Здесь же сплошной туман. Ему никак не удавалось связать воедино партийный контроль над выполнением производственных планов прииска с агитационной работой вообще. Кого здесь агитировать-то?! Его окружали сильные, порой жесткие люди, прошедшие такое, что ему, почти мальчишке, даже представить страшно... Эти люди собирались судьбой и волей Коммунистической партии на этот прииск из пересылок, вольнопоселений и страшных лагерей "Дальстроя", разбросанных по всему Северо-Востоку страны.
Глаза этих людей видели разноцветье побережий Чукотки, синеву ущелий хребтов Верхоянья, блеск отливов Охотского моря, черные бойницы сторожевых вышек и ржавь колючих заграждений лаготделений.... А их руки, перепробовавшие на ощупь все золото тех мест, стали золотыми, и, кажется, отдали часть своего золота их сердцам.
Разговор опять не получился, хоть и длился почти три часа. Опять секретарь говорил, говорил..., а он слушал, слушал....
Но всему приходит конец - высокая дубовая дверь кабинета тяжело закрылась за ним и Виктор, пройдя по затихшим коридорам райкома, вышел на высокое крыльцо.

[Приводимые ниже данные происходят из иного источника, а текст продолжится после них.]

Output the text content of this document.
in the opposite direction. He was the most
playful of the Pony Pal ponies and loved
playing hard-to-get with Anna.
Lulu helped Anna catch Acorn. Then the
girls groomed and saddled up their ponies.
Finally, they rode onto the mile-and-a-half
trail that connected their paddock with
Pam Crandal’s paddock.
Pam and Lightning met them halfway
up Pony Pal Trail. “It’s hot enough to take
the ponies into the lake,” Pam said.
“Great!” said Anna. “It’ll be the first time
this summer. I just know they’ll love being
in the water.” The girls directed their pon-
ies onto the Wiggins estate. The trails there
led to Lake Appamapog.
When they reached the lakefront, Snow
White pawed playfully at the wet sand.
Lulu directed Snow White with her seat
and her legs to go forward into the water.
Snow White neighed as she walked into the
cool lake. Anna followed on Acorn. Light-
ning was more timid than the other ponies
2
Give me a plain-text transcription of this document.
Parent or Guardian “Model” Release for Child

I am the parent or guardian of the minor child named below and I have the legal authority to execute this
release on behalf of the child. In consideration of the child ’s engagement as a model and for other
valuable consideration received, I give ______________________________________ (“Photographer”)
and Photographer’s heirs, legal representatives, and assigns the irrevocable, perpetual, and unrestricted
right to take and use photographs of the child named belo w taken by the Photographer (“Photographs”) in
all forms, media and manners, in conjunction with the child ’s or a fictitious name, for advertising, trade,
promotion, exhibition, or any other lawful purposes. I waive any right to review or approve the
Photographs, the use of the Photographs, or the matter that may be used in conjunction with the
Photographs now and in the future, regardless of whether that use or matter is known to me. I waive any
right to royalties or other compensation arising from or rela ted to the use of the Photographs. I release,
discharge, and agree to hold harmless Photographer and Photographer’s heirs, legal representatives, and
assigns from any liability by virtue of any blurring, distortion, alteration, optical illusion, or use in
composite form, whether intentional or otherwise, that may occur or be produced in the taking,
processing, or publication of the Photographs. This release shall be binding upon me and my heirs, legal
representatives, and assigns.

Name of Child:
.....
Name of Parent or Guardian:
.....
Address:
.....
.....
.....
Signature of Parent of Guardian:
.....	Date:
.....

В домах уже зажигались огни. Поселок готовился ко сну, на улицах было тихо. В этой тишине не ощущалось никакого движения, только в далеком распадке беззвучно шевелились разноцветные огоньки золотодобывающей драги.
– Ну, и кого ты тут собрался агитировать?
– Виктор вздохнул и пошел к машине. Темнело, а до прииска еще ехать и ехать.
_______________________
...а до фактории ещё ехать и ехать. Надо как-то быстрее, товарищи. Белобандиты уничтожили уже четвертый заслон. Всех побили - ни одного в живых не оставляют... Яныгин по пятам идёт и точно знает о содержимом нашего обоза, иначе, откуда такая отчаянность в преследовании...
– комиссар вздохнул и пошел к лошадям.
Он надеялся, что на этой фактории есть свои, красные. И от неё до поселка Аллах-Юнь рукой подать, а там экспедиционный отряд расквартирован, а это уже сила,- это спасение.
Они ушли из Охотска ночью, в проливной дождь.
Он никак не ожидал того, что произошло...
По его, комиссара, приказу был расстрелян дед-рыбак, что жил у пристани. У этого деда при обыске нашли два винтовочных патрона, хотя искали излишки икры и рыбы. Комиссар не стал выслушивать объяснения рыбака и отдал приказ, не задумываясь - вот, мол, еще один тайный бандит. Хотя прекрасно знал, что прятать от власти оружие и огнеприпасы - обычное дело в этих местах, тем более что на побережье и в тайге сейчас неспокойно. На робкие возражения своего помощника по тылу, бывшего местного аптекаря, желчно и коротко ответил: "Был приказ комендатуры. Другие сдали. Поделом".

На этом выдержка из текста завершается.